Petits gros et futurs petits gros

De cet échantillon, il faut mettre en valeur les données belges obtenues auprès de 2643 jeunes écoliers de la région de Gand. Ils s'en sortent de manière honorable, relativement hors de portée des " gros " pays européens que sont l'Irlande, la Grèce, la Finlande et le Portugal et à cent lieues des adolescents US, globalement trois fois plus nombreux à être concernés par l'excès de poids. Dans la tranche d'âge des 13 ans, la surcharge pondérale concerne 4.2 % des garçons et 3.4% des filles. Chez ceux de 15 ans, ces chiffres augmentent légèrement pour atteindre 5.2 et 5.8% (cfr graphiques). L'inquiétude demeure néanmoins du côté des adolescents à risque de surcharge pondérale : ils sont respectivement 11.1 et 13.0 % chez les garçons et les filles de 15 13 ans. Ces chiffres s'élèvent encore un peu plus vers 15 ans : 13.1 % pour les garçons et 15.4 % chez les filles. Ces résultats sont donc mi-figue, mi-raisin, notamment en comparaison de pays limitrophes comme la France et l'Allemagne (réputés pour une alimentation assez grasse), mais aussi du Danemark et surtout de la Lituanie, qui compte en ses rangs les adolescents les plus sveltes.

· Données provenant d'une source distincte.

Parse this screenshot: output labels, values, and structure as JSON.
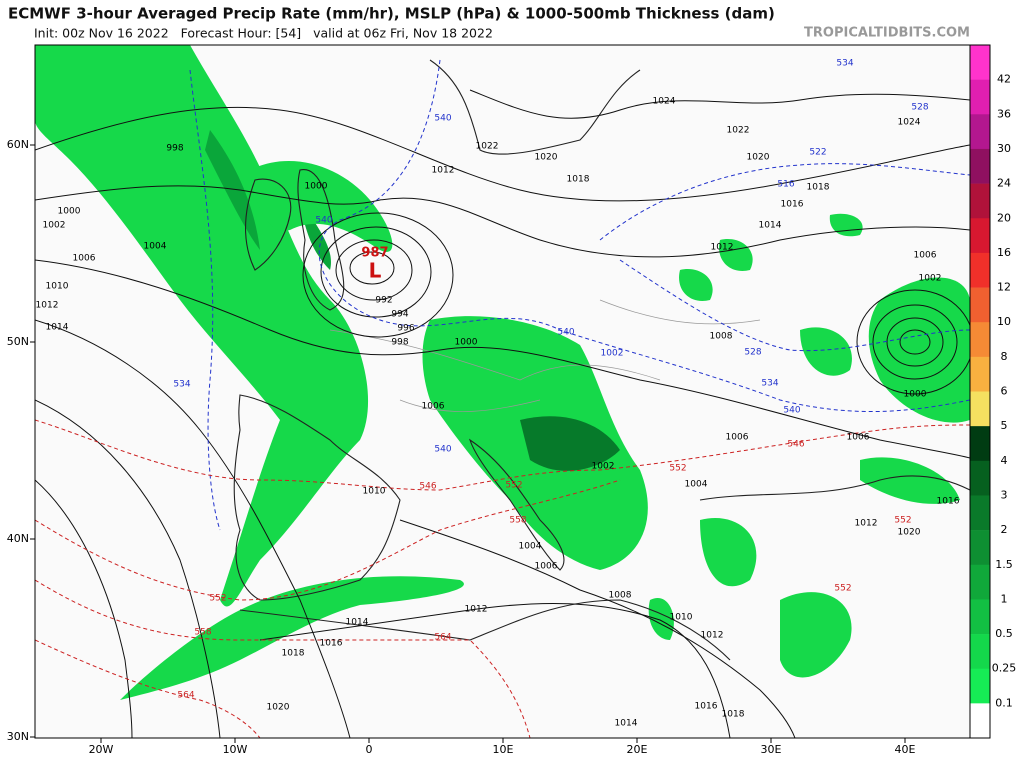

Manger vite, et n'importe quand

La restauration rapide est-elle en partie responsable du fossé pondéral qui persiste entre le Nouveau et le Vieux Continent ? Toujours est-il que chaque jour, près d'un tiers des jeunes Américains âgés de 4 à 19 ans fréquentent les "fast-foods ", selon les résultats d'une nouvelle étude (2). L'enquête concernait 6212 garçons et filles présentant un niveau socio-économique varié et venant de toutes les régions des Etats-Unis, entre 1994 et 1998.

Premier constat : en trente ans, la fréquentation des fast-foods par les enfants a été multipliée par cinq ! Plus de 20% des jeunes de chaque groupe déclarent même manger dans les fast-foods à n'importe quelle heure de la journée…

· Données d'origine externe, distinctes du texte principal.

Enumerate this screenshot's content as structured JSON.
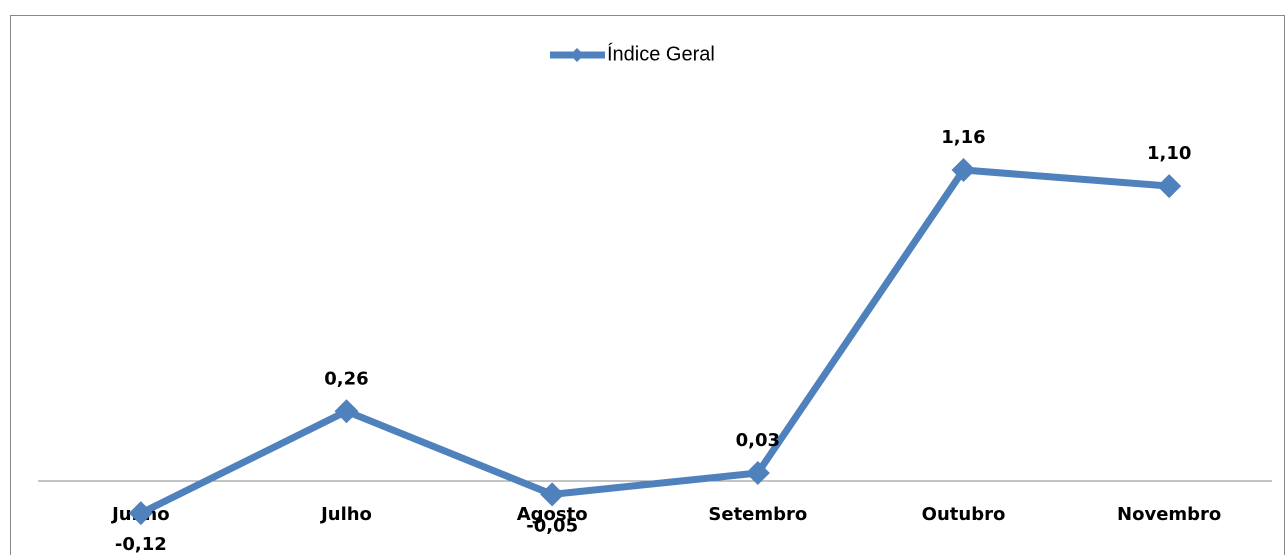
{
  "chart_data": {
    "type": "line",
    "categories": [
      "Junho",
      "Julho",
      "Agosto",
      "Setembro",
      "Outubro",
      "Novembro"
    ],
    "series": [
      {
        "name": "Índice Geral",
        "color": "#4f81bd",
        "values": [
          -0.12,
          0.26,
          -0.05,
          0.03,
          1.16,
          1.1
        ],
        "value_labels": [
          "-0,12",
          "0,26",
          "-0,05",
          "0,03",
          "1,16",
          "1,10"
        ]
      }
    ],
    "legend": "top"
  }
}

Les amateurs de restauration rapide ingurgitent plus de lipides totaux (+ 9 g), de glucides totaux (+ 24 g), de sucres ajoutés (+ 26 g) et de boissons sucrées (+ 228 g) que les autres et, à l'inverse, se nourrissent de moins fibres (- 1.1 g), de laitages (- 65 g), ainsi que de fruits et légumes (- 45 g). Outre la qualité nutritionnelle du repas, c'est aussi la taille astronomique des portions qui est à blâmer. Cette alimentation quotidienne fournit, selon le Dr Ludwig, coordinateur de l'étude, 187 kcal de plus. Une différence probablement à l'origine des trois kilos supplémentaires constatés chaque année.

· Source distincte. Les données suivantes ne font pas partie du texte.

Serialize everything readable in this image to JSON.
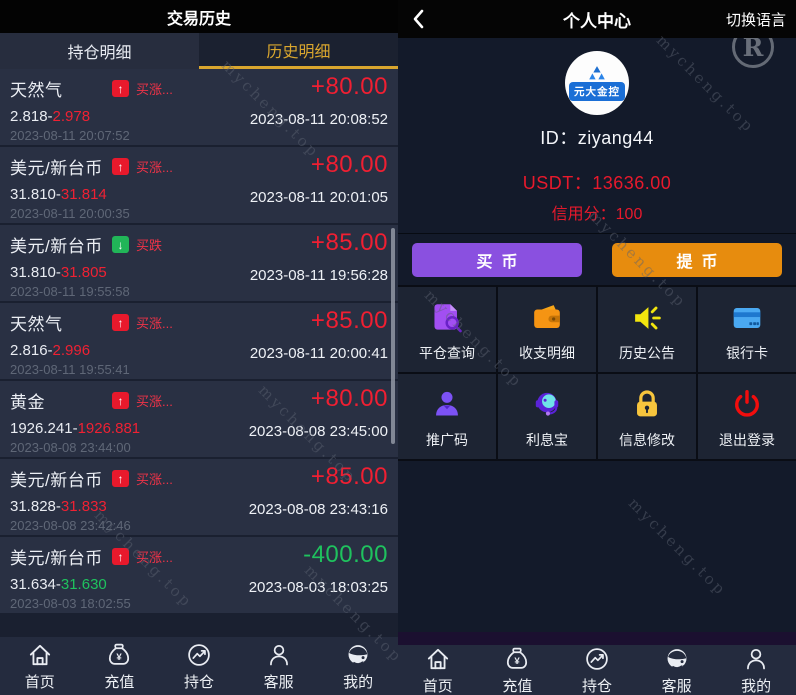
{
  "left_panel": {
    "title": "交易历史",
    "tabs": [
      {
        "key": "positions",
        "label": "持仓明细",
        "active": false
      },
      {
        "key": "history",
        "label": "历史明细",
        "active": true
      }
    ],
    "rows": [
      {
        "symbol": "天然气",
        "direction": "up",
        "direction_label": "买涨...",
        "profit": "+80.00",
        "open_price": "2.818-",
        "close_price": "2.978",
        "close_time": "2023-08-11 20:08:52",
        "open_time": "2023-08-11 20:07:52"
      },
      {
        "symbol": "美元/新台币",
        "direction": "up",
        "direction_label": "买涨...",
        "profit": "+80.00",
        "open_price": "31.810-",
        "close_price": "31.814",
        "close_time": "2023-08-11 20:01:05",
        "open_time": "2023-08-11 20:00:35"
      },
      {
        "symbol": "美元/新台币",
        "direction": "down",
        "direction_label": "买跌",
        "profit": "+85.00",
        "open_price": "31.810-",
        "close_price": "31.805",
        "close_time": "2023-08-11 19:56:28",
        "open_time": "2023-08-11 19:55:58"
      },
      {
        "symbol": "天然气",
        "direction": "up",
        "direction_label": "买涨...",
        "profit": "+85.00",
        "open_price": "2.816-",
        "close_price": "2.996",
        "close_time": "2023-08-11 20:00:41",
        "open_time": "2023-08-11 19:55:41"
      },
      {
        "symbol": "黄金",
        "direction": "up",
        "direction_label": "买涨...",
        "profit": "+80.00",
        "open_price": "1926.241-",
        "close_price": "1926.881",
        "close_time": "2023-08-08 23:45:00",
        "open_time": "2023-08-08 23:44:00"
      },
      {
        "symbol": "美元/新台币",
        "direction": "up",
        "direction_label": "买涨...",
        "profit": "+85.00",
        "open_price": "31.828-",
        "close_price": "31.833",
        "close_time": "2023-08-08 23:43:16",
        "open_time": "2023-08-08 23:42:46"
      },
      {
        "symbol": "美元/新台币",
        "direction": "up",
        "direction_label": "买涨...",
        "profit": "-400.00",
        "open_price": "31.634-",
        "close_price": "31.630",
        "close_time": "2023-08-03 18:03:25",
        "open_time": "2023-08-03 18:02:55"
      }
    ],
    "nav": [
      {
        "key": "home",
        "icon": "home",
        "label": "首页"
      },
      {
        "key": "recharge",
        "icon": "moneybag",
        "label": "充值"
      },
      {
        "key": "positions",
        "icon": "chart",
        "label": "持仓"
      },
      {
        "key": "service",
        "icon": "person",
        "label": "客服"
      },
      {
        "key": "mine",
        "icon": "headset",
        "label": "我的"
      }
    ]
  },
  "right_panel": {
    "title": "个人中心",
    "lang_switch": "切换语言",
    "avatar_brand": "元大金控",
    "user_id": "ID：ziyang44",
    "usdt_line": "USDT：13636.00",
    "credit_line": "信用分：100",
    "buttons": [
      {
        "key": "buy",
        "label": "买币"
      },
      {
        "key": "withdraw",
        "label": "提币"
      }
    ],
    "grid": [
      {
        "key": "close-query",
        "icon": "doc-search",
        "label": "平仓查询"
      },
      {
        "key": "bill-detail",
        "icon": "wallet",
        "label": "收支明细"
      },
      {
        "key": "history-notice",
        "icon": "speaker",
        "label": "历史公告"
      },
      {
        "key": "bank-card",
        "icon": "bank-card",
        "label": "银行卡"
      },
      {
        "key": "promo-code",
        "icon": "person-badge",
        "label": "推广码"
      },
      {
        "key": "interest-treasure",
        "icon": "headset-coin",
        "label": "利息宝"
      },
      {
        "key": "info-edit",
        "icon": "lock",
        "label": "信息修改"
      },
      {
        "key": "logout",
        "icon": "power",
        "label": "退出登录"
      }
    ],
    "nav": [
      {
        "key": "home",
        "icon": "home",
        "label": "首页"
      },
      {
        "key": "recharge",
        "icon": "moneybag",
        "label": "充值"
      },
      {
        "key": "positions",
        "icon": "chart",
        "label": "持仓"
      },
      {
        "key": "service",
        "icon": "headset",
        "label": "客服"
      },
      {
        "key": "mine",
        "icon": "person",
        "label": "我的"
      }
    ]
  },
  "watermark": {
    "text": "mycheng.top",
    "symbol": "R"
  },
  "colors": {
    "tab_gold": "#d9a62e",
    "profit_red": "#f01f32",
    "profit_green": "#1fc25e",
    "usdt_red": "#e8192c",
    "buy_purple": "#8a50e0",
    "withdraw_orange": "#e78c0e"
  }
}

Le bon gras disparaît dans la nature

La qualité des acides gras dans l'assiette est un autre élément qui fait pencher la balance, comme le soulignait le Dr. Marie-Laure FRELUT (Centre Thérapeutique Pédiatrique CRF, Margency, France), à l'occasion des dernières JONAS (3). Ces dernières années, le rapport entre les acides gras de la série oméga-6 et les acides gras de la série oméga-3 n'a cessé d'augmenter, au point d'atteindre des valeurs près de trois fois supérieures aux recommandations. La faible consommation de poisson gras et l'utilisation d'huiles et de graisses végétales riches en oméga-6 sont en partie à l'origine de ce déséquilibre. Cette perturbation aurait de sérieuses conséquences sur l'adipogenèse. En effet, l'acide linoléique (C18:2 n-6 ; le chef la famille oméga-6) est le précurseur de l'acide arachidonique. Cet acide gras à longue chaîne est, rappelle le Dr Frelut, l'un des inducteurs les plus puissants de la différenciation des adipocytes. Plus son taux augmente dans l'alimentation, plus la maturation adipocytaire est favorisée. Or, il y a eu, ces dernière décennies, une augmentation du rapport oméga6/oméga3 dans le lait maternel, ce qui ne place pas bébé dans les meilleures conditions...

 

Nicolas Rousseau
Diététicien Nutritionniste

(1) Lissau I et al. Arch Pediatr Adolesc Med 2004;158:27-33
(2) Bowman SA et al. Pediatrics 2004;113(1 Pt 1) ( ?):112-8
(3) L'obésité de l'enfant. Journées de Nutrition Appliquées à la Science (JONAS), le 8 et 9 janvier 2004, Maison de la Mutualité, Paris.